Back in Northfield, Altria had anointed two co-CEOs: Betsy Holden, who had turned around Kraft's pizza business, and international executive Roger Deromedi. That turned out to be a disaster, as lines of responsibility blurred, problems festered, and employees chose sides. (Holden was demoted in late 2003 and left the company in 2005.) The turmoil at the top gummed up the innovation pipeline and also led to bad decisions, like Kraft's refusal to lower cheese prices to compete with supermarket labels.

Then there was the ever present shadow of Altria, which, Kilts says, "added a layer of complexity" to Kraft's already challenging situation. Altria, meanwhile, now wanted to rid itself of non-tobacco holdings but had to resolve major tobacco litigation first. (Spinning off Kraft with big cases pending might have looked like an illegal attempt to hide assets.)

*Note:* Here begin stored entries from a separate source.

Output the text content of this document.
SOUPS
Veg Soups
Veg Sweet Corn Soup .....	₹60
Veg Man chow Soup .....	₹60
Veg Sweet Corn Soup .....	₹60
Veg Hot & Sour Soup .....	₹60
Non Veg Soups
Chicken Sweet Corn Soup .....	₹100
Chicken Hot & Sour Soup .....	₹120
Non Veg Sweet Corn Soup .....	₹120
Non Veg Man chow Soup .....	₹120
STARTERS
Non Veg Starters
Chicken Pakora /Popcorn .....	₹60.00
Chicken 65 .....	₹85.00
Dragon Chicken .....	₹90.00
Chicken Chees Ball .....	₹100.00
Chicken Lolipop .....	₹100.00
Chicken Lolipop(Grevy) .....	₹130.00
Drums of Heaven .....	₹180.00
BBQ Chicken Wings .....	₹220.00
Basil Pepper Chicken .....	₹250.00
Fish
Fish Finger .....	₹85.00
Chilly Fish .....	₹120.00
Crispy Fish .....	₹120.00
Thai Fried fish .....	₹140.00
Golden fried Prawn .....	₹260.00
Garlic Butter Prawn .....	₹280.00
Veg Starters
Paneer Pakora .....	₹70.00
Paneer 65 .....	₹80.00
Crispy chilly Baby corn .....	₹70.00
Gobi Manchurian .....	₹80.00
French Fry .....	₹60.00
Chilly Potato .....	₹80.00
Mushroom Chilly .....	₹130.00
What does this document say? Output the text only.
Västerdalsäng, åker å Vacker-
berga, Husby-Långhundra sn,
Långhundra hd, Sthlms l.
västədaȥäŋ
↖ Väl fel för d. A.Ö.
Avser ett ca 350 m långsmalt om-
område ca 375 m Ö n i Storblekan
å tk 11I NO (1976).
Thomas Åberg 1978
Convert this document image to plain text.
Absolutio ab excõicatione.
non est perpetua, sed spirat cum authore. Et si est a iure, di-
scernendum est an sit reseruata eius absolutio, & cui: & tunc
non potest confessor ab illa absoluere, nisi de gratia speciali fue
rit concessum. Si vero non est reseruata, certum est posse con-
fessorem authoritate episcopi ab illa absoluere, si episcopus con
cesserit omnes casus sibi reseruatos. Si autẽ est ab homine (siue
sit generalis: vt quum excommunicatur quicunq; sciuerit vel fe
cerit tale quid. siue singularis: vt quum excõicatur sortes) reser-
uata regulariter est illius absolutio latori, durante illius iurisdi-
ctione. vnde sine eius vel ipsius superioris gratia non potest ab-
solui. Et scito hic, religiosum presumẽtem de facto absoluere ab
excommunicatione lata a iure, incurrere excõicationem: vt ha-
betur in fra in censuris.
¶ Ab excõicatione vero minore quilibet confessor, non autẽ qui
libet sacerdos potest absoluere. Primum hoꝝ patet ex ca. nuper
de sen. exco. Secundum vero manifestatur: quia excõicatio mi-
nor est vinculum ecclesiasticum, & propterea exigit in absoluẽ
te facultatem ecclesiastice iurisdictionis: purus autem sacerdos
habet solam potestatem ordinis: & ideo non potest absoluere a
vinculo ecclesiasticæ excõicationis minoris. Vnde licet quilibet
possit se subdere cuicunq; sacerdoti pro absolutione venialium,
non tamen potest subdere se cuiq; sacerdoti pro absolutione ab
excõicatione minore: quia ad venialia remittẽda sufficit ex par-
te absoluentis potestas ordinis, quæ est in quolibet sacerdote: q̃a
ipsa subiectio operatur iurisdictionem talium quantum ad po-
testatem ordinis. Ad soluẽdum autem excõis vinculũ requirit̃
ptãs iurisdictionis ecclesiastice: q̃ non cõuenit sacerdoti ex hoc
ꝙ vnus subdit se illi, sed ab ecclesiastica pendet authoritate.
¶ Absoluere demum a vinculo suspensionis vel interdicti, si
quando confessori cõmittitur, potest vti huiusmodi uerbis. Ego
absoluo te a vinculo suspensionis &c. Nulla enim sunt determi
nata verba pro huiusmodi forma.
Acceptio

"We had a number of issues, and we were not addressing them," Rosenfeld says. "When I didn't feel I could have the impact I wanted, I made a decision to leave." Snatched up by PepsiCo to head Frito-Lay, Rosenfeld pushed the salty-snacks maker to offer chips made with better-for-you sunflower oil. Kraft, meanwhile, continued to flounder. Altria's board ran out of patience with Deromedi last summer and asked Rosenfeld to return as CEO.

The Love of Cheese

Nineteen seconds: That's how long the average shopper takes to pick out a cheese product during a typical grocery visit. (She spends almost twice as much time in the soda aisle.) Both Kraft and its retail customers want shoppers to linger, as those who buy cheese spend, on average, twice as much in the store as those who do not buy cheese.